After that season, the Braves joined the Phillies in the NL East. Why Atlanta had a team in the NL West in the first place is another matter for another time. But the Braves would win division crown after division crown and have the temerity to win only one World Series. They were like a 1960s Boston Celtics that actually sucked.

Anyway, that’s my history with the underperforming Braves. So when I heard that leftists were itching for the ball team’s name to be changed, my initial reaction was, “I have some ideas — they’re very colorful and involve animals.”

But in fact, my reaction was ultimately sadness at the realization that this will probably happen, and for no good reason. I’m going to have to hate the Atlanta Aggrieved, or whatever they call themselves.

This is the kind of thing that is treated as a very small matter, but actually isn’t. Polling shows that more that 70 percent of Georgians want the name of their awful baseball team to remain unchanged. I don’t want to be cynical, but I can’t help but wonder if this might explain why brave Ossoff and Warnock don’t want to set up a teepee in either camp. Side with the traditionalists, and they could spark the ire of the left; go full PC social justice warrior and the average Georgian might take a pass.

This is exactly why David Perdue and Kelly Loeffler should press this issue. It is a perfect stand-in for the parade of horribles that a Democratic Senate could open the door to. Court-packing, DC statehood, abolishing the Electoral College, you name it. If Ossoff and Warnock demure on the question on the Braves, it will show two things: One, that they are at least open to radicalism, and two, that they do not trust voters to know what they really believe.

Piece by piece the country, the architecture of its ideology, the bones of its buttresses are being stripped away and replaced with mindless bromides. There is nothing offensive about naming a baseball team the Braves in honor of American Indians. You don’t name your team after something you hate or deride. Nobody in Brooklyn would name his team The Queens.

This is all a fantasyland of corporate wokeness at this point. In fact, the owners might get a windfall if people go out to buy the gear of the newly named Atlanta Anticlimax.
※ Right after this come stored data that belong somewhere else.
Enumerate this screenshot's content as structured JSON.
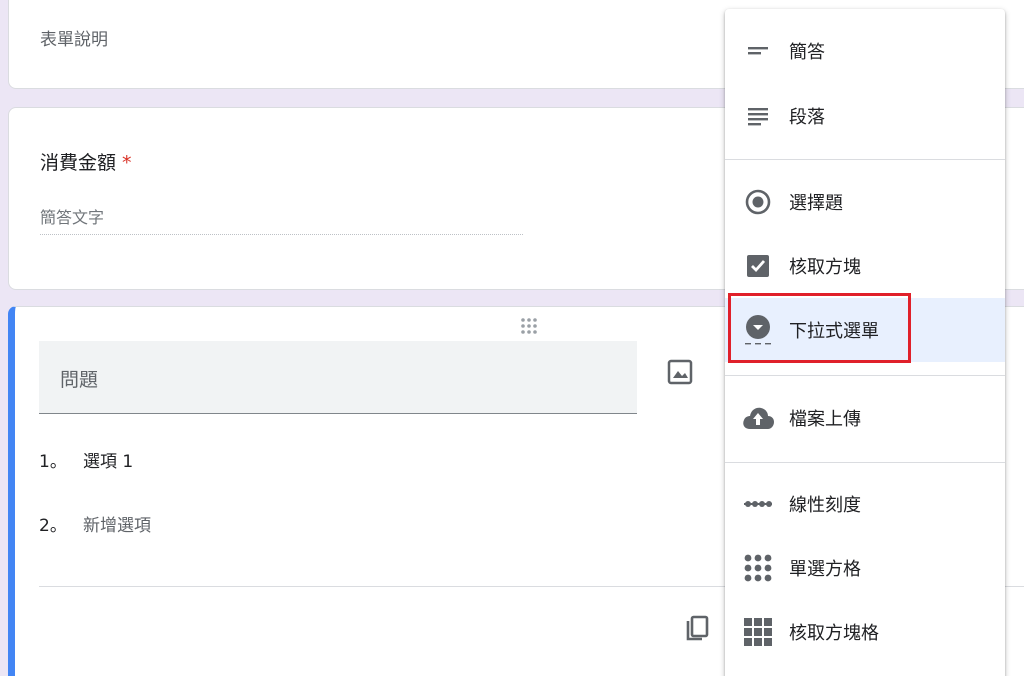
{
  "form": {
    "description_placeholder": "表單說明",
    "question1": {
      "title": "消費金額",
      "required_mark": "*",
      "answer_placeholder": "簡答文字"
    },
    "question2": {
      "title_placeholder": "問題",
      "options": [
        {
          "number": "1。",
          "label": "選項 1"
        },
        {
          "number": "2。",
          "label": "新增選項"
        }
      ]
    }
  },
  "type_menu": {
    "items": [
      {
        "label": "簡答",
        "icon": "short-answer-icon"
      },
      {
        "label": "段落",
        "icon": "paragraph-icon"
      },
      {
        "label": "選擇題",
        "icon": "radio-button-icon"
      },
      {
        "label": "核取方塊",
        "icon": "checkbox-icon"
      },
      {
        "label": "下拉式選單",
        "icon": "dropdown-icon",
        "selected": true
      },
      {
        "label": "檔案上傳",
        "icon": "cloud-upload-icon"
      },
      {
        "label": "線性刻度",
        "icon": "linear-scale-icon"
      },
      {
        "label": "單選方格",
        "icon": "radio-grid-icon"
      },
      {
        "label": "核取方塊格",
        "icon": "checkbox-grid-icon"
      }
    ]
  },
  "colors": {
    "accent": "#4285f4",
    "required": "#d93025",
    "highlight": "#e0202a",
    "selected_bg": "#e8f0fe",
    "page_bg": "#ece6f5"
  }
}
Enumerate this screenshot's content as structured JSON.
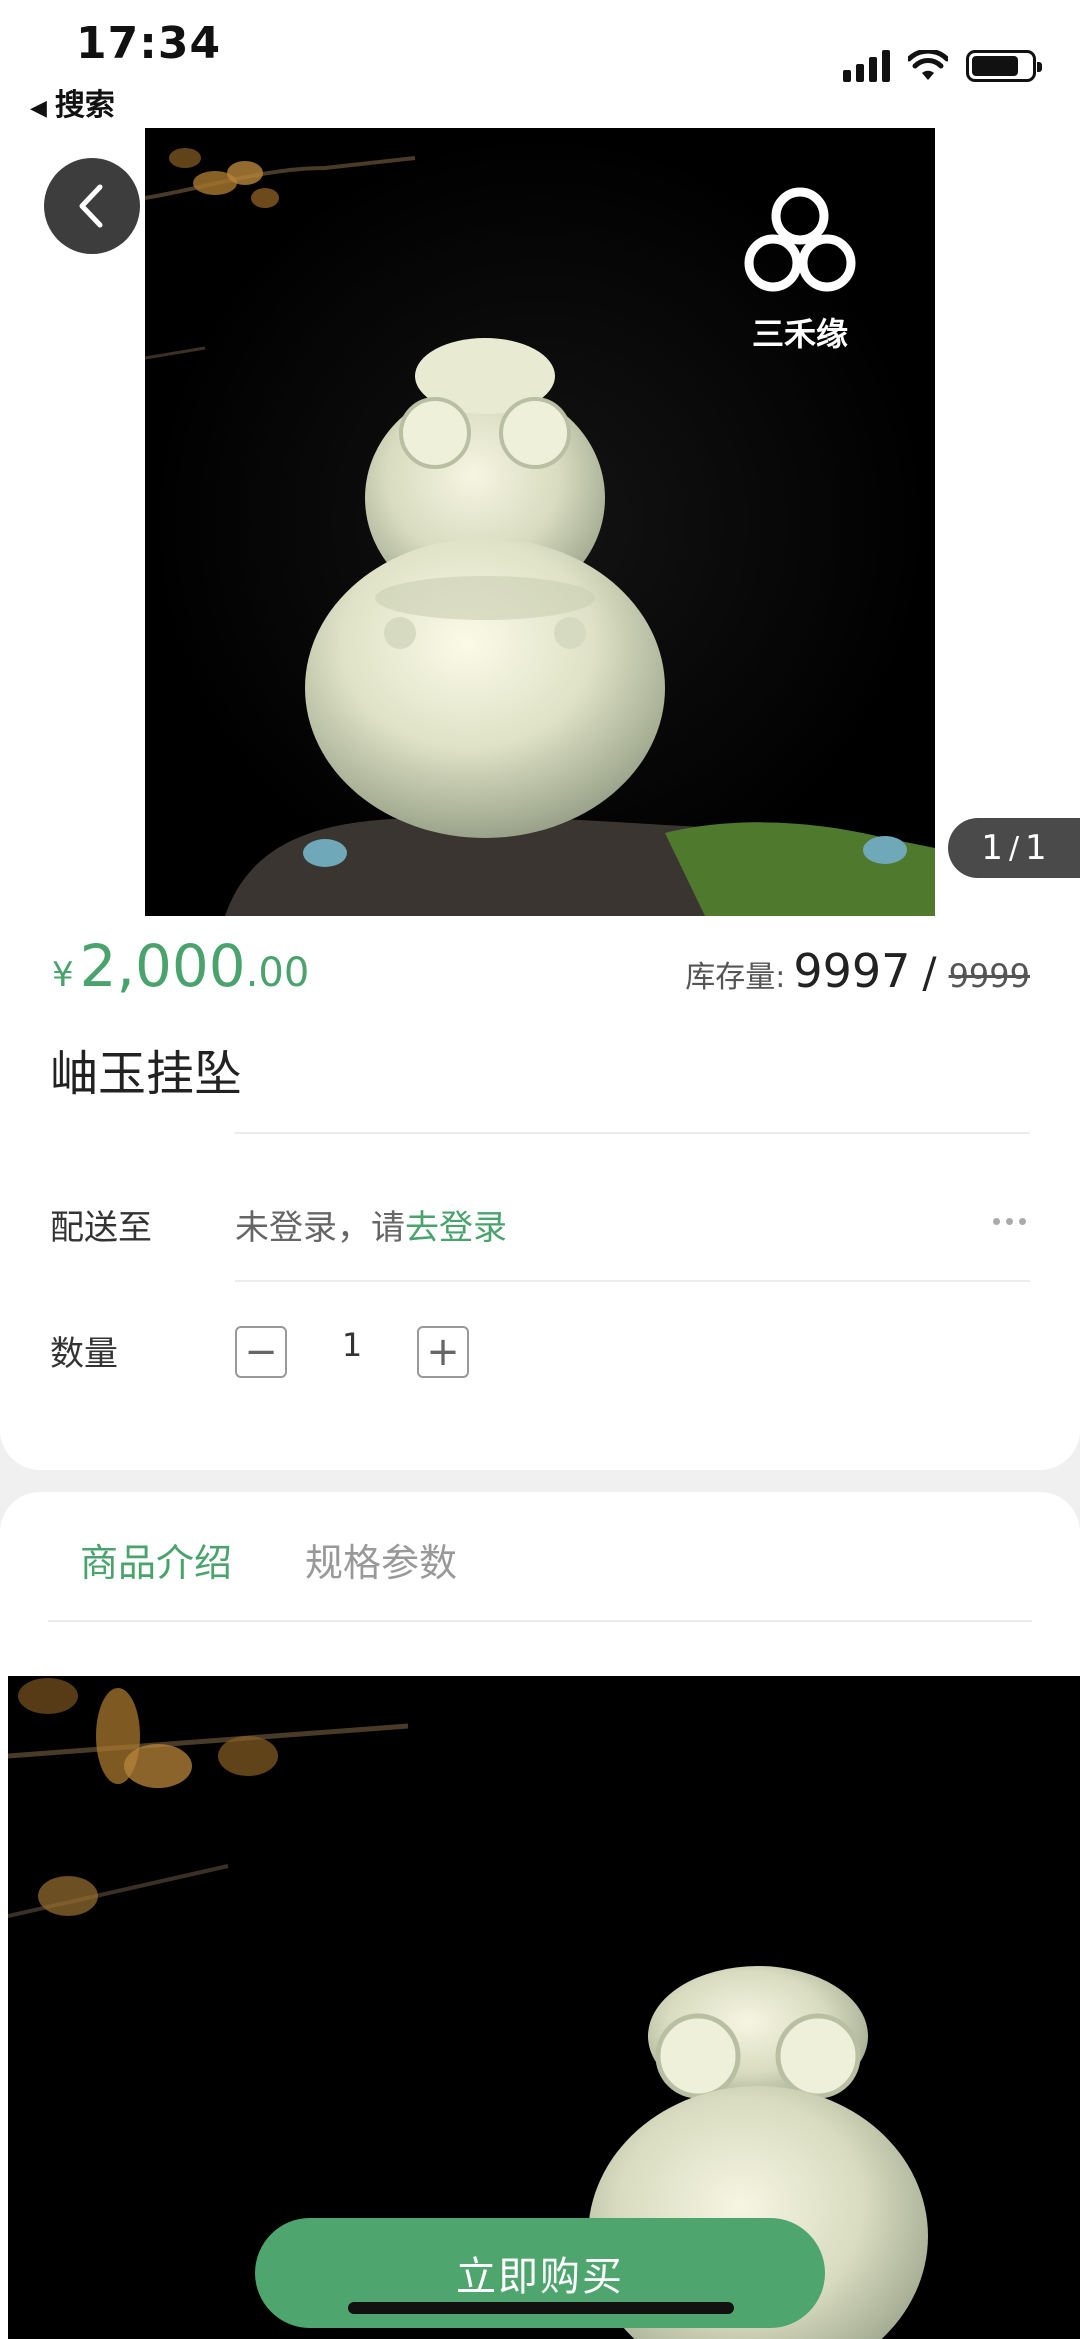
{
  "status_bar": {
    "time": "17:34",
    "back_app_label": "搜索"
  },
  "gallery": {
    "current_page": "1",
    "separator": "/",
    "total_pages": "1",
    "brand_logo_text": "三禾缘",
    "back_icon": "chevron-left-icon"
  },
  "product": {
    "currency": "¥",
    "price_integer": "2,000",
    "price_decimal": ".00",
    "stock_label": "库存量:",
    "stock_value": "9997",
    "stock_separator": "/",
    "stock_original": "9999",
    "title": "岫玉挂坠"
  },
  "delivery": {
    "label": "配送至",
    "status_text": "未登录，请",
    "login_link": "去登录"
  },
  "quantity": {
    "label": "数量",
    "minus": "−",
    "value": "1",
    "plus": "+"
  },
  "tabs": [
    {
      "label": "商品介绍",
      "active": true
    },
    {
      "label": "规格参数",
      "active": false
    }
  ],
  "actions": {
    "buy_now": "立即购买"
  },
  "colors": {
    "accent": "#4aa36d",
    "buy_button": "#4ea56e"
  }
}
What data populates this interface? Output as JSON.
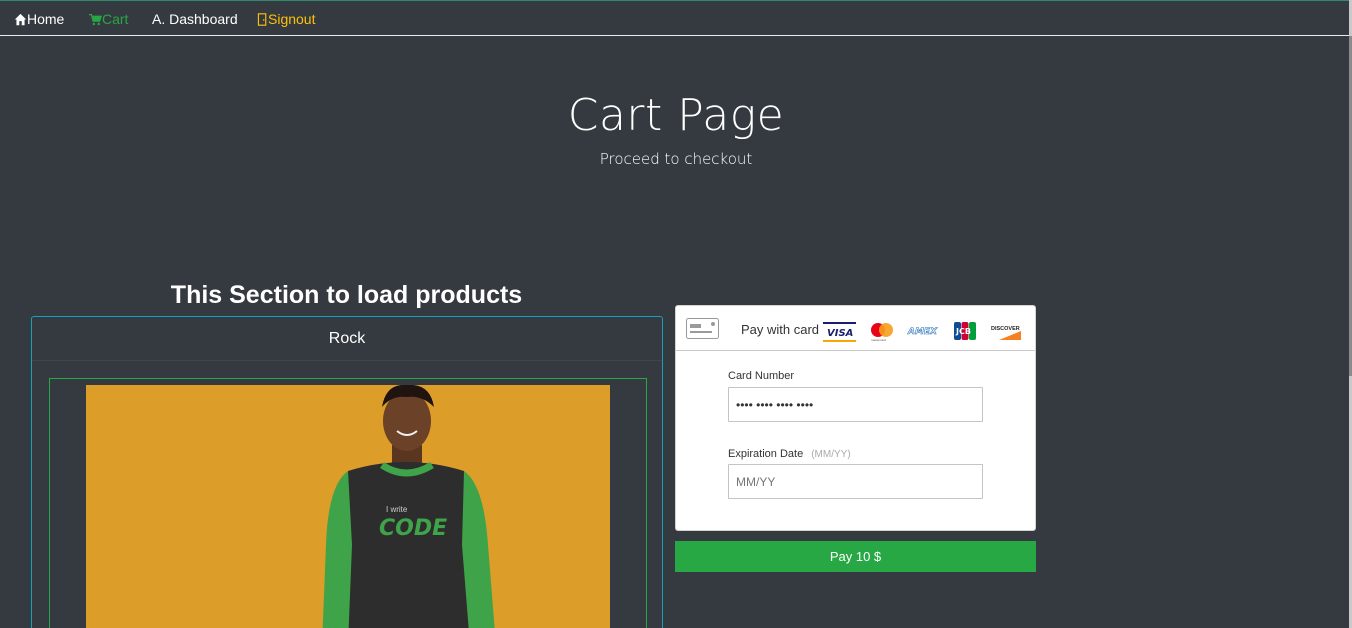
{
  "nav": {
    "home": "Home",
    "cart": "Cart",
    "dashboard": "A. Dashboard",
    "signout": "Signout"
  },
  "hero": {
    "title": "Cart Page",
    "subtitle": "Proceed to checkout"
  },
  "products": {
    "heading": "This Section to load products",
    "items": [
      {
        "name": "Rock",
        "image_text_top": "I write",
        "image_text_main": "CODE"
      }
    ]
  },
  "payment": {
    "pay_with_card": "Pay with card",
    "brands": [
      "VISA",
      "mastercard",
      "AMEX",
      "JCB",
      "DISCOVER"
    ],
    "card_number_label": "Card Number",
    "card_number_value": "•••• •••• •••• ••••",
    "expiration_label": "Expiration Date",
    "expiration_hint": "(MM/YY)",
    "expiration_placeholder": "MM/YY",
    "pay_button": "Pay 10 $"
  },
  "colors": {
    "background": "#343a40",
    "success": "#28a745",
    "warning": "#ffc107",
    "info": "#17a2b8"
  }
}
There will be winners when the name soon changes, is my point. But among them will not be Braves fans, Phillies fans, and Mets fans (although, if it hurts Mets fans…). Among them will also not be fans of baseball and history, fans of fathers and sons, daughters and moms sharing allegiance to a team– or, in my case, swearing an oath of hatred against one.

I’m born and raised in Philly, I live in Brooklyn, not for nothing but what do I know from Georgia. I don’t even own a carpet bag. But I do know this, gang. There is no reason for the garbage Atlanta Braves to change their name. If Warnock and Ossoff think there is debate about this, they should explain why.

The new Democratic Party mantra seems to be, “You have to elect me to know what I’ll do.” It’s not good enough. Just take a position, guys. Make a stand. The voters might even respect you for it.